We have to come up with a robust regression model that can predict the insurance charges.
Packages Required
library(tidyverse)
library(dplyr)
library(gplots)
library(ggplot2)
library(readxl)
library(ggplot2)
library(dplyr)
library(GGally)
library(leaps)
library(gridExtra)
library(plotly)
library(mvinfluence)
library(ggthemes)Loading and cleaning the data
The data is stored in two excel sheets called insurance_web respectively. We need to load it, analyse the data for completeness.

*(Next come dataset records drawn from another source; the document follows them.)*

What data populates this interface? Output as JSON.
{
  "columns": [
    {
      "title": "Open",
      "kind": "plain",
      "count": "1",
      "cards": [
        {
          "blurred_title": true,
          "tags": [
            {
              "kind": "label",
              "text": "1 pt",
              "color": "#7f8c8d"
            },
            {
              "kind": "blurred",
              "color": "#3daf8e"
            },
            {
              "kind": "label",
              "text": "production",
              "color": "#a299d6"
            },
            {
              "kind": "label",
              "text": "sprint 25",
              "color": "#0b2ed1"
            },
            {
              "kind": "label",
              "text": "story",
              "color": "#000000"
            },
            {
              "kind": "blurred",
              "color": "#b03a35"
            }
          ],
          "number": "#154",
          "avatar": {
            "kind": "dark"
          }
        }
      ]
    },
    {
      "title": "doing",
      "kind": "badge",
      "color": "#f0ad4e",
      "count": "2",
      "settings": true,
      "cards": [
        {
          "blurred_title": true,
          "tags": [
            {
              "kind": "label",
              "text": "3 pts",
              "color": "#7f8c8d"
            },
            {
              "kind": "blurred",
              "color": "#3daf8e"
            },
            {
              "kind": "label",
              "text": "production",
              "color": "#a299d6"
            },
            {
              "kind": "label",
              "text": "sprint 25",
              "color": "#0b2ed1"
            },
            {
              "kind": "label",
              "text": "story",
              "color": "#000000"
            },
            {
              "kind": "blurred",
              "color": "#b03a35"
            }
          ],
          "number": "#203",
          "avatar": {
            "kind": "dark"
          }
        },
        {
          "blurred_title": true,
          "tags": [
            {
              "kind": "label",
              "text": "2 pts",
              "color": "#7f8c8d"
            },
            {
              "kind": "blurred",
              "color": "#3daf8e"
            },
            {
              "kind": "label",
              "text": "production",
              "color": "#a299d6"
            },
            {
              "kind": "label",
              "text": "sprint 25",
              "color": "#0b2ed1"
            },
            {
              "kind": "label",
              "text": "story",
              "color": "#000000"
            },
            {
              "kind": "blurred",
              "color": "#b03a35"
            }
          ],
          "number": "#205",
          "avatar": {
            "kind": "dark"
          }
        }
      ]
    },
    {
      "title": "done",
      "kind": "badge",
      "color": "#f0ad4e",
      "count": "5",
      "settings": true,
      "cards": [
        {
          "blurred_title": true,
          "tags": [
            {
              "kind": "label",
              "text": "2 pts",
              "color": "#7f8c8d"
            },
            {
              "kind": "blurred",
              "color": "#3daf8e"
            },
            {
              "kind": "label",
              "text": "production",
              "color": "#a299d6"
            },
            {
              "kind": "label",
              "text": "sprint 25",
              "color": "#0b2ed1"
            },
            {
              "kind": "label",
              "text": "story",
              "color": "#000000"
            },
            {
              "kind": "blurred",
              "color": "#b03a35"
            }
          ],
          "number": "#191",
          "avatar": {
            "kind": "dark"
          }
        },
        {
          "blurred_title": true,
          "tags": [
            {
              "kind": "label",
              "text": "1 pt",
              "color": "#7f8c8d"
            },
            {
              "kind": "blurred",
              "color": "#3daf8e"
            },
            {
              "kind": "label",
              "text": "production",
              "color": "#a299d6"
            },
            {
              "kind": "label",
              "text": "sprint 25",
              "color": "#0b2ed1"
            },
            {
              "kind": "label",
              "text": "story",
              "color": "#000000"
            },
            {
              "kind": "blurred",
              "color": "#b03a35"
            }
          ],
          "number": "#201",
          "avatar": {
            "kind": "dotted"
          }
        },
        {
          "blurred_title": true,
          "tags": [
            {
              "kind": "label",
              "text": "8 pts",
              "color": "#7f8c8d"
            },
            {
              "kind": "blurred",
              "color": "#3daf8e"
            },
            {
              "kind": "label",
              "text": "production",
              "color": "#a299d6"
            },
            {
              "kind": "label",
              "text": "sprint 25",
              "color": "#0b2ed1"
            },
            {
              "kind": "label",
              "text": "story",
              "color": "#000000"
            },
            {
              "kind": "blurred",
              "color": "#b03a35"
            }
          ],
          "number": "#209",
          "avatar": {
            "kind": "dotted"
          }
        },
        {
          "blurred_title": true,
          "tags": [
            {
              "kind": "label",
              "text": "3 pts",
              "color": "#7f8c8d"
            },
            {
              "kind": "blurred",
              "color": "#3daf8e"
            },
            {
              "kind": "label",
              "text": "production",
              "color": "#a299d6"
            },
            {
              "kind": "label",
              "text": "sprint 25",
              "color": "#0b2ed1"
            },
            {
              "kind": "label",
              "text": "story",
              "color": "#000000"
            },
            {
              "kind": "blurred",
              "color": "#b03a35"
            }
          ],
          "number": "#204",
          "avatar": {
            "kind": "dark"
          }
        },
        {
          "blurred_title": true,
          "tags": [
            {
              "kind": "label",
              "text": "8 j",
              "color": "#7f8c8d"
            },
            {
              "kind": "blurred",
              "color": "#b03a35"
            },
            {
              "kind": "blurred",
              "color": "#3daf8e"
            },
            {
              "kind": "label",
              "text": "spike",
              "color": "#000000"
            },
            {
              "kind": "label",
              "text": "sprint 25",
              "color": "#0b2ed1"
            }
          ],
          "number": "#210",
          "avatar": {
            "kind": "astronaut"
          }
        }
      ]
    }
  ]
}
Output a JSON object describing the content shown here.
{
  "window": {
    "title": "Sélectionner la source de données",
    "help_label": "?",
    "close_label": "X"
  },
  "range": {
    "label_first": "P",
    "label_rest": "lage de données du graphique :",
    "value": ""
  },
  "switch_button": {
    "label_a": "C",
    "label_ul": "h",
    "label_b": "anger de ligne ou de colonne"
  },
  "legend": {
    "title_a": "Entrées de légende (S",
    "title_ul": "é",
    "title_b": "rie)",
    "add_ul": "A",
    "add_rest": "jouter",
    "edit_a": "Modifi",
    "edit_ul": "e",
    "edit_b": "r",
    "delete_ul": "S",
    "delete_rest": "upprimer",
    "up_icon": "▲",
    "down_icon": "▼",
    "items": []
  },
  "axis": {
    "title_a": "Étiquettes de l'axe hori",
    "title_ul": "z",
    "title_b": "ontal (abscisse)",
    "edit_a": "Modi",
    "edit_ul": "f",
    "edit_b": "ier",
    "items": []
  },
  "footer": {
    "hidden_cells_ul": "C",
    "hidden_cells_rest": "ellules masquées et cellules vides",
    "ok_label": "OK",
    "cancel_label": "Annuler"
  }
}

head(df)## age sex bmi children smoker region charges
## 1 19 female 27.900 0 yes southwest 16884.924
## 2 18 male 33.770 1 no southeast 1725.552
## 3 28 male 33.000 3 no southeast 4449.462
## 4 33 male 22.705 0 no northwest 21984.471
## 5 32 male 28.880 0 no northwest 3866.855
## 6 31 female 25.740 0 no southeast 3756.622Change data type
df$sex <- as.factor(df$sex)
df$smoker <- as.factor(df$smoker)
df$region <- as.factor(df$region)
str(df)## 'data.frame': 1338 obs. of 7 variables:
## $ age : int 19 18 28 33 32 31 46 37 37 60 ...
## $ sex : Factor w/ 2 levels "female","male": 1 2 2 2 2 1 1 1 2 1 ...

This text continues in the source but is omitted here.